Tuesday, December 27, 2016

The Princess is Dead

4:35 p.m. Tuesday, Dec. 27, 2016

"Shame is not something I aspire to."

Carrie Fisher said this in Sept. 2016.  
Carrie Fisher said a lot of things.
She was not a bullshitter
And it freed her.

As I was scrolling through my online friends' posts last night, I came across a post from someone who posted about her sobriety anonymously.  
Someone she knew had found her social media account and started following it...and she was freaking out. 
I get that.
I really do.
She was trying to decide whether to shut down her account completely, keep posting and being honest, or what?  

"post from someone who posted..." oh brother.

Sorry, English teacher disease wants me to go back and edit but I shall forge ahead through my 30 minute commitment to myself.


I don't share everything with everybody.
And this is exactly what I told her.
Each person has to decide what she is comfortable sharing and when. 
I don't think that's a decision anyone can or should make for someone else.

This journey...mental health...addiction...is a personal one.  So far I don't believe that there is a textbook version of the illness or recovery.  
Some people say we should share everything to help others.  And I see that point.  I do.
Which is why most of us in this galaxy far away choose to post somewhat publicly to begin with.
But the structure of that is shaped differently by the person on that journey...and should be.
Our sobriety is the most important thing.
Whatever it takes to protect that is what we have to do...
So, while we strive to help others...we can't do that if we don't take care of ourselves. 

I'm still learning.
I was scared to comment to others at first in fear that I would say something "wrong."
But, what if there isn't something wrong.
What if everything we have to say touches someone?
Not everybody.
But someone.
Doesn't that someone need to be reached as well?

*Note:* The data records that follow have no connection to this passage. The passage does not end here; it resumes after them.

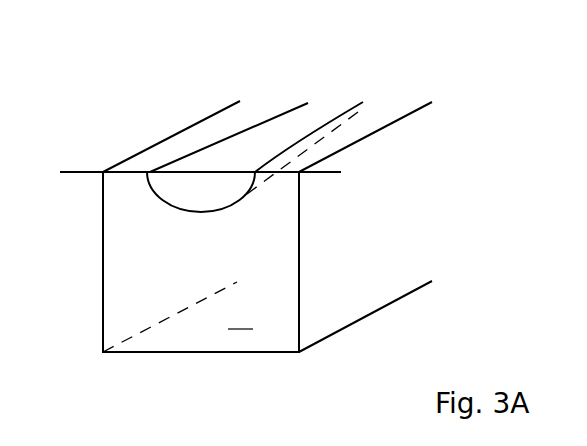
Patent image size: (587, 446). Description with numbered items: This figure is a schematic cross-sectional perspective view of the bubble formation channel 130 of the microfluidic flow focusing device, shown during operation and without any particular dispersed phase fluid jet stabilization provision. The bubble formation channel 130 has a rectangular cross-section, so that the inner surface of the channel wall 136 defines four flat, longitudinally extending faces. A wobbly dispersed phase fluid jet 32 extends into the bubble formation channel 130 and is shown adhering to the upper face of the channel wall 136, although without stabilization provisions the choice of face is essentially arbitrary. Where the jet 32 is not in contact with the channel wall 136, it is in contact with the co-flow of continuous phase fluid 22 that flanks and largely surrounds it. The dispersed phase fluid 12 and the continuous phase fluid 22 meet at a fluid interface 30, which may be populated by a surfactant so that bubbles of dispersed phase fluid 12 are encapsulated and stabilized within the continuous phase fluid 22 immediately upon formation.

The dispersed phase fluid 12 is at (212, 199).
The continuous phase fluid 22 is at (246, 262).
The fluid interface 30 is at (167, 202).
The dispersed phase fluid jet 32 is at (262, 142).
The bubble formation channel 130 is at (206, 338).
The channel wall 136 is at (123, 286).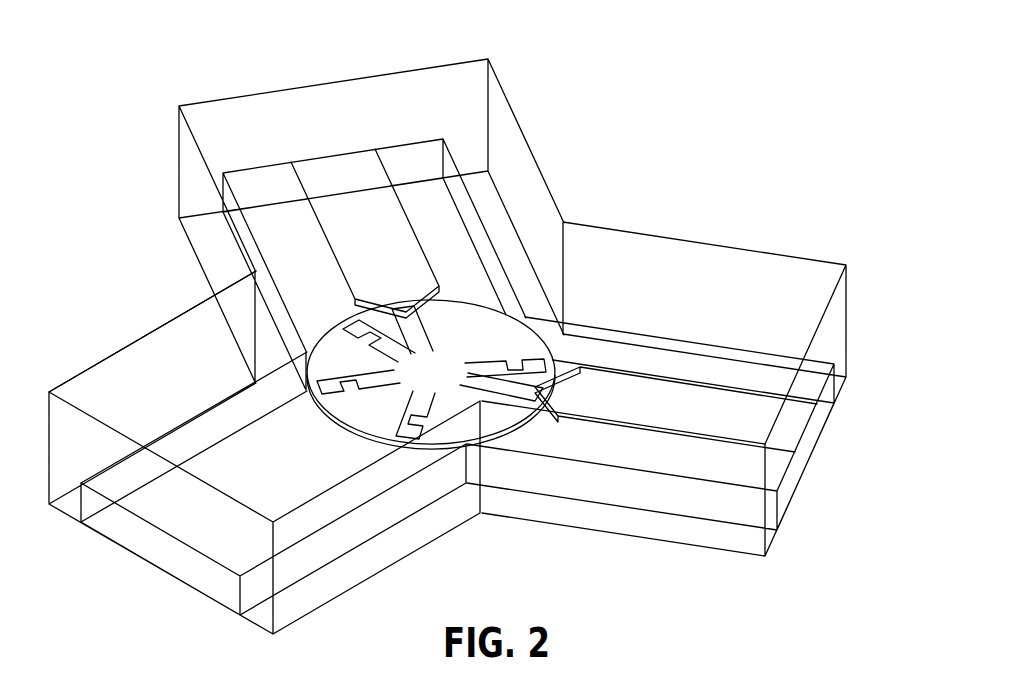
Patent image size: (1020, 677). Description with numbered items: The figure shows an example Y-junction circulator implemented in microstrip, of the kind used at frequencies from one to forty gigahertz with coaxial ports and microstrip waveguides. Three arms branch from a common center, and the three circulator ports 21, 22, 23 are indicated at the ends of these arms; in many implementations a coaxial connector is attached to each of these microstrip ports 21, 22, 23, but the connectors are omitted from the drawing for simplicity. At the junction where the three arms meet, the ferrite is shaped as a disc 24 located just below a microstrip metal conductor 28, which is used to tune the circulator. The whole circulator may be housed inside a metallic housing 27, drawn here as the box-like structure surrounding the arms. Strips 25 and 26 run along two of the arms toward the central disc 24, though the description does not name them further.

Could it be possible that mental illness and addiction are so prevalent today because we try to apply rules...a script...imagine how it would feel to not follow the rules of mental illness...to not fit the characteristics of an addict even though you know you are one.
So now, you're not just messed up...you're really messed up.
You don't even fit the profile of a messed up messed up.


So who do we tell?
Whoever we feel led to tell...whoever we want to tell, however we want to tell it, whenever we want to tell it.
And, then we don't tell it if we don't want to.

It's how I feel anyway.


When it comes down to it, the person is the one who has to come to terms.
The person lives it


My life



  1. Indeed she said it like it is. Sad that she didn't have more time.

    I think the people who are honest and open about their struggles, whatever they may be, perhaps have an easier time dealing with them. When problems are shared, you're no longer alone with them, you can commiserate with others who know your woe and perhaps find solutions and resources you didn't know were out there. I think those that hold it all in suffer most.

    1. I do agree, Karen. It is scary to be inside your own head, struggling, and feeling very alone. Some people know and get it, but there will always be others who don't. There is certainly a freedom associated with telling it all. Then you get to tell it on your own terms, call the shots...I think that's what Carrie Fisher did.